Bound by Faith builds an impressive case that Luthuli remained ­committed to the principle of non-violence during and beyond the launch of Umkhonto weSizwe (MK) — and perhaps even until his tragic death five years later.

His autobiography, Let My People Go — published in January 1962, a month after MK’s first bomb attacks — caused firebrand Nelson Mandela much embarrassment during a trip to marshal support for MK in Africa by insisting: ‘We do not struggle with guns and violence, and the supremacist’s array of weapons is powerless against the spirit.”

Couper argues persuasively that Mandela, perhaps wilfully, misread Luthuli’s apparent acceptance of the shift to arms at a key July 1961 meeting of the ANC’s national working committee (NWC) and that the chief hoped to resume the debate in a more representative forum.

This is certainly suggested by a passage in Mandela’s biography that describes a ‘disconcerting” secret meeting with Luthuli at his Groutville farm in early 1962, where the latter ‘chastised” his younger lieutenant for creating MK without consulting him.

Mandela later reported to the NWC that some assertions in Luthuli’s autobiography ‘have been extremely unfortunate and have created the impression of a man who is a stooge of the whites”.

Indeed, Couper’s account sometimes leaves the impression that the chief was more closely attuned to liberal whites, such as the lapsed communist Rowley Arenstein, than the radical nationalists among his ANC colleagues.

Couper argues that Luthuli’s pacifism was ‘strategic” rather than ‘ideological” — he believed violence risked sparking a racial Armageddon and alienating the world opinion he considered critical to defeating apartheid.

Kader Asmal is quoted as saying that the chief once remarked to him ‘that anyone who thought he was a pacifist should try to steal his ­chickens”.

But Luthuli’s many pronouncements on the subject also make it clear that he considered boycotts, stay-at-home strikes and the like ethically the highest form of ­resistance. ‘To refrain from violence is the sign of a civilised man,” he wrote in Golden City Post in May 1961. ‘Nonviolence gives us a moral ­superiority.”

In this respect, Couper argues, his spiritual kinsman was American civil rights leader Martin Luther King Jr, who famously declared that violence is immoral because it seeks to annihilate rather than convert.

Whether nonviolence was the right strategic option, and just how convinced Luthuli remained that it could topple white rule, are different questions.

His 1964 Rivonia Trial statement, which asserted that ‘no one can blame brave, just men for seeking justice by the use of violent methods”, may well have been an expression of solidarity rather than an endorsement of violence, as Couper contends. Luthuli could hardly have denounced the tactics of ANC comrades facing life behind bars.

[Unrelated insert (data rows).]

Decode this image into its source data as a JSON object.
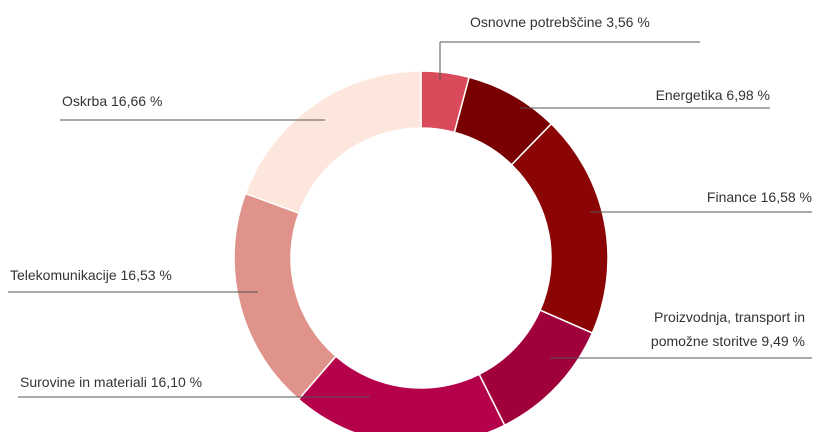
{
  "chart_data": {
    "type": "donut",
    "categories": [
      "Osnovne potrebščine",
      "Energetika",
      "Finance",
      "Proizvodnja, transport in pomožne storitve",
      "Surovine in materiali",
      "Telekomunikacije",
      "Oskrba"
    ],
    "values": [
      3.56,
      6.98,
      16.58,
      9.49,
      16.1,
      16.53,
      16.66
    ],
    "value_labels": [
      "3,56 %",
      "6,98 %",
      "16,58 %",
      "9,49 %",
      "16,10 %",
      "16,53 %",
      "16,66 %"
    ],
    "colors": [
      "#d94a5a",
      "#780000",
      "#8c0505",
      "#a0003c",
      "#b5004b",
      "#e0938a",
      "#fde6dc"
    ]
  }
}
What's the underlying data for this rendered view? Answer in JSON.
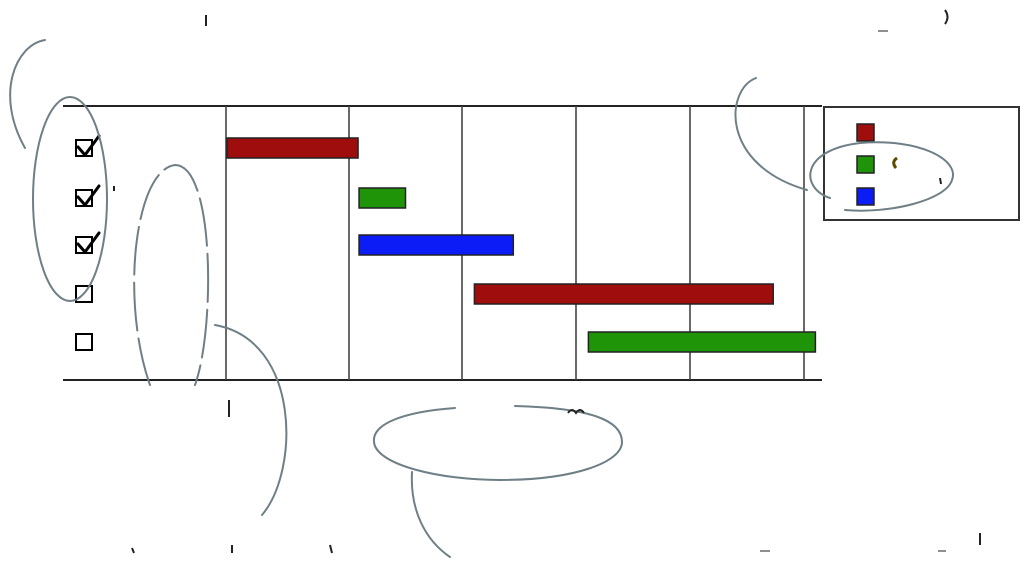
{
  "diagram": {
    "type": "gantt",
    "rows": [
      {
        "checked": true,
        "bar": {
          "start": 0,
          "end": 1.08,
          "color": "#a00d0d"
        }
      },
      {
        "checked": true,
        "bar": {
          "start": 1.08,
          "end": 1.5,
          "color": "#1f9409"
        }
      },
      {
        "checked": true,
        "bar": {
          "start": 1.08,
          "end": 2.45,
          "color": "#0b1cf7"
        }
      },
      {
        "checked": false,
        "bar": {
          "start": 2.1,
          "end": 4.73,
          "color": "#a00d0d"
        }
      },
      {
        "checked": false,
        "bar": {
          "start": 3.1,
          "end": 5.1,
          "color": "#1f9409"
        }
      }
    ],
    "columns": 6,
    "legend": {
      "placement": "top-right",
      "swatches": [
        "#a00d0d",
        "#1f9409",
        "#0b1cf7"
      ]
    },
    "annotations": {
      "style": "hand-drawn ellipses and callout curves",
      "color": "#6e7f86"
    }
  }
}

But the extremes to which he goes in the statement — he also said the triallists ‘represent the highest in morality and ethics in the South African political struggle” — hint at deep, accumulated reserves of righteous fury and even despair.

Most sensible people would now agree that the ANC’s recourse to arms was inevitable, defensible and, by the late 1980s, a key component of the ‘total onslaught” that ultimately drove the apartheid state to the ­negotiating table.

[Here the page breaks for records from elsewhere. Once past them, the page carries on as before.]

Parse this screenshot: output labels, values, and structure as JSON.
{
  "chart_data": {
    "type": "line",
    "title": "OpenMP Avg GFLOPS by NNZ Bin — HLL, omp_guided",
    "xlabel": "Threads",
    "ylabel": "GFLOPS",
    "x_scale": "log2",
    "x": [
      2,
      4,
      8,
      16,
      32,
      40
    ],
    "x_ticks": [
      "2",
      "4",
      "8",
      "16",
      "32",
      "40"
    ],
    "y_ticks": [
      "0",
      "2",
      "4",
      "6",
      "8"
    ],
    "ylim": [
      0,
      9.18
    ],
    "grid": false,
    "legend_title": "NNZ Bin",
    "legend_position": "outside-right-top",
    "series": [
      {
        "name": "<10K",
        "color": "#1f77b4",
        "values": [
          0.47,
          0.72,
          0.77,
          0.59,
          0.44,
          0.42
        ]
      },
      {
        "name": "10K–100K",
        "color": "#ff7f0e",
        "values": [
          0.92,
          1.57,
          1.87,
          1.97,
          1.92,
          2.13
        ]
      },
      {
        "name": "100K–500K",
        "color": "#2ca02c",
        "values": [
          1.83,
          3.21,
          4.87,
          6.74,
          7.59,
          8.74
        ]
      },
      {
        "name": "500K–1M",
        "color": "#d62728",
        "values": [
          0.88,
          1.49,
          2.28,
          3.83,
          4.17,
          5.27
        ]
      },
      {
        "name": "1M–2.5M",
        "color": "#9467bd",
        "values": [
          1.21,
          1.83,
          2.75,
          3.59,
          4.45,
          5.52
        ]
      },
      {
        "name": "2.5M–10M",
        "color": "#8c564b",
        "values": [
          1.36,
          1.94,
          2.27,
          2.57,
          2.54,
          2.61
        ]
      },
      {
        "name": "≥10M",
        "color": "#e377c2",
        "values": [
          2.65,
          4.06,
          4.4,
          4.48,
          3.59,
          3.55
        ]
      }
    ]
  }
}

But the rights and wrongs of political violence, and Luthuli’s precise attitude to it, are less important than the picture Couper paints of a great South African, endowed with the same extraordinary breadth of spirit that marks such leaders as Mandela and Desmond Tutu.

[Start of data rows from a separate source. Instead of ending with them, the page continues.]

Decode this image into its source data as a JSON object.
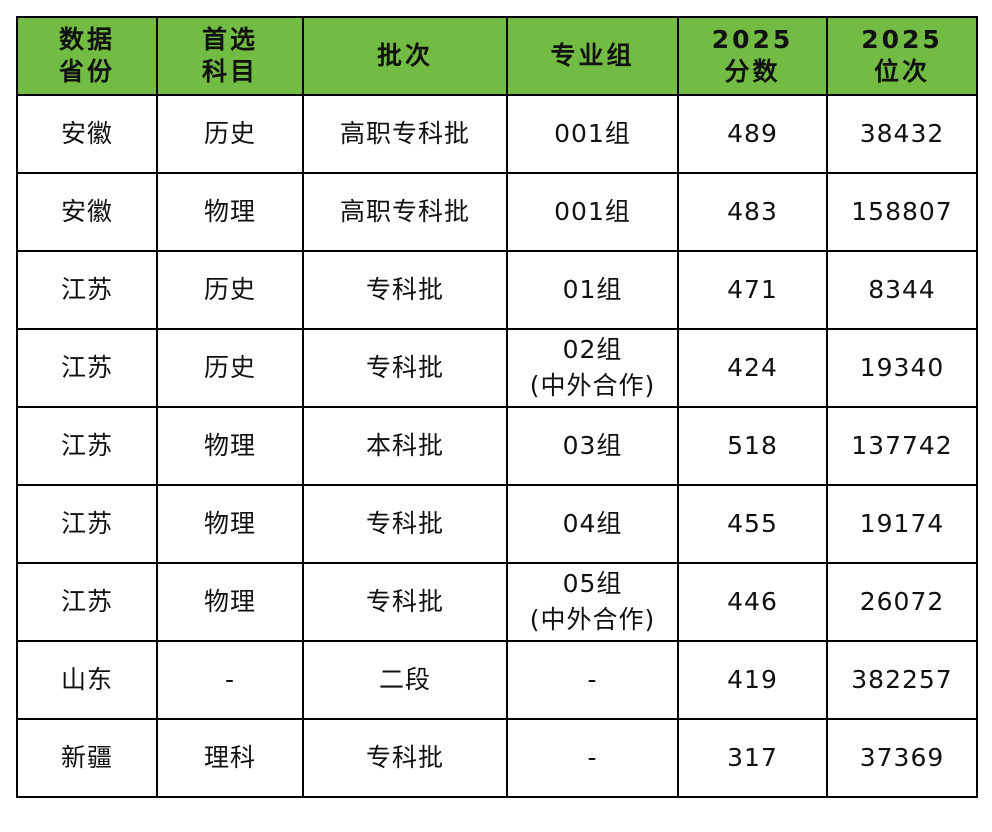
{
  "header_color": "#72bc44",
  "headers": [
    "数据\n省份",
    "首选\n科目",
    "批次",
    "专业组",
    "2025\n分数",
    "2025\n位次"
  ],
  "rows": [
    [
      "安徽",
      "历史",
      "高职专科批",
      "001组",
      "489",
      "38432"
    ],
    [
      "安徽",
      "物理",
      "高职专科批",
      "001组",
      "483",
      "158807"
    ],
    [
      "江苏",
      "历史",
      "专科批",
      "01组",
      "471",
      "8344"
    ],
    [
      "江苏",
      "历史",
      "专科批",
      "02组\n(中外合作)",
      "424",
      "19340"
    ],
    [
      "江苏",
      "物理",
      "本科批",
      "03组",
      "518",
      "137742"
    ],
    [
      "江苏",
      "物理",
      "专科批",
      "04组",
      "455",
      "19174"
    ],
    [
      "江苏",
      "物理",
      "专科批",
      "05组\n(中外合作)",
      "446",
      "26072"
    ],
    [
      "山东",
      "-",
      "二段",
      "-",
      "419",
      "382257"
    ],
    [
      "新疆",
      "理科",
      "专科批",
      "-",
      "317",
      "37369"
    ]
  ]
}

The Nobel committee’s chairperson, Gunnar Jahn, described him as ‘fearless and incorruptible”, while his amanuensis, Charles Hooper, offered this memorable tribute: ‘Only as his (qualities) unfold does one begin to grasp the striking wholeness of the man, his coherence and his integrity. A mind is at work, but never academically, never without imagination. Imagination is at work, but never without restraint and discipline, never engaged in fantasy and never at the expense of the truth.”

It is for his outstanding human qualities, and as a model of inclusive nonracial leadership, that Luthuli should be honoured — not as a cardboard nationalist icon.